Below is a column Junkoh wrote in 1986 for his nursery’s newsletter.
In my more naive days I sometimes used to wonder about my father’s motives. After a long hard day at work, my father would often sit on a hard wooden stool in front of a crude bench, wearing his dime-store spectacles, and work for hours…clipping, shaping, pruning, caressing, manicuring and even talking to a group of what seemed strange and odd-shaped plants. He seemed mesmerized by their stature.
Then one day he invited me to sit in on one of these sessions. He spoke nary a word and so neither did I.
It was then that I realized that he had entered a different world. He was practicing the art of Bonsai, and when he was working on these plants he entered the miniature kingdom of trees and shrubs. It was his fantasy, but it was a fantasy of realism, with true meaning and feeling.
He lost himself in the dense woods in the forest, he was in closest contact with nature. He felt the exhilaration of the sight of a giant, graceful tree, appreciating the beauty of its bark, foliage, buds and fruit. He strolled in the meadow of moss at the foot of this lovely tree. And he captured all of this feeling within a space not more than 12 inches square on this crude working bench.

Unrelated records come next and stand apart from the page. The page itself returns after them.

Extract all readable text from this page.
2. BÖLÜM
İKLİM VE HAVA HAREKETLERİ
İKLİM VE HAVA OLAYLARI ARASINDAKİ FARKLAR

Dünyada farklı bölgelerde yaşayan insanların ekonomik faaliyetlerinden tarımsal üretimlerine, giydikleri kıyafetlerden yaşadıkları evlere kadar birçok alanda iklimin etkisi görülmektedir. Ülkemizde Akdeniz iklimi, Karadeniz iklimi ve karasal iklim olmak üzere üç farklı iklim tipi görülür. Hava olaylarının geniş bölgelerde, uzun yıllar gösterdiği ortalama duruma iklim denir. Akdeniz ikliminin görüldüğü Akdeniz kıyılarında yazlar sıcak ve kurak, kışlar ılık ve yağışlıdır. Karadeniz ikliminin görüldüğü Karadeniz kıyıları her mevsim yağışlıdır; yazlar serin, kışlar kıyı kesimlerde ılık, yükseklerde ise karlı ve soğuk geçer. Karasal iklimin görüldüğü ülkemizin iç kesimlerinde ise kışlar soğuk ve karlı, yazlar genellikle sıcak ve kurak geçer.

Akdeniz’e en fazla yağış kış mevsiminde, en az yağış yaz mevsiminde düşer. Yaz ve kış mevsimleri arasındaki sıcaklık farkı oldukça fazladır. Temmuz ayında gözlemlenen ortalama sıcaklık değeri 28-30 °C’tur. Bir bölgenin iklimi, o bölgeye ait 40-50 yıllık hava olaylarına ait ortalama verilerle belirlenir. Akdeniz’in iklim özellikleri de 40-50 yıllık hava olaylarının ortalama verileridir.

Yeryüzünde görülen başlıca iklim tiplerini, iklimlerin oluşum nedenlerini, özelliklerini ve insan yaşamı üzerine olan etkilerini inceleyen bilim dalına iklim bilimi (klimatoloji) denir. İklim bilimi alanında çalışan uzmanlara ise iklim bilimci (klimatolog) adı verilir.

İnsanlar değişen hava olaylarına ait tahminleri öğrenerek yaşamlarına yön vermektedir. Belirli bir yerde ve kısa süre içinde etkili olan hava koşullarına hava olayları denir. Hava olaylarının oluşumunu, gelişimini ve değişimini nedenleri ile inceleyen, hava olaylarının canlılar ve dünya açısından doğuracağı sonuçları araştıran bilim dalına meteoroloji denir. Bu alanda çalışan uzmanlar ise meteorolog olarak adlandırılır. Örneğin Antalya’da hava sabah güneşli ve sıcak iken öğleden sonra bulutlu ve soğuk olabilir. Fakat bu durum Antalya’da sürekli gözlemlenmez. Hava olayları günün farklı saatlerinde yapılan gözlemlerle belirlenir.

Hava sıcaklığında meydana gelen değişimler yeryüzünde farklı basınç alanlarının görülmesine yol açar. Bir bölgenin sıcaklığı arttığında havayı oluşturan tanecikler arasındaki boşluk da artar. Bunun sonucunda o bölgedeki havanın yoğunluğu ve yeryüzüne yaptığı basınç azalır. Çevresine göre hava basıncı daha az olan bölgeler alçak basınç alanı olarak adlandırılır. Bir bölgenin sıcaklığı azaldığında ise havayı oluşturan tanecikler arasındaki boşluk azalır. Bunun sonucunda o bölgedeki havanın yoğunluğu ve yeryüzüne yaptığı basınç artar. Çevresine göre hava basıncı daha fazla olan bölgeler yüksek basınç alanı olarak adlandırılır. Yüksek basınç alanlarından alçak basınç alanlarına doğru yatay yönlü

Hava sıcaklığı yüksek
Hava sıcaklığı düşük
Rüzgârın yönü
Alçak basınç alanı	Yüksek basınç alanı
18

Today we are quick to pop pills and tranquilizers…my father needed only his Bonsai for his peace of mind. The art of Bonsai taught him infinite patience. It taught him that age and beauty have a direct relationship. How often have you noted that time adds to beauty?
The art of Bonsai also gives the opportunity for complete expression. My father transferred his heart, soul and mind into his Bonsai plants. The end product was a creation and reflection of his inner being.
What more can man do as a caring guardian of nature?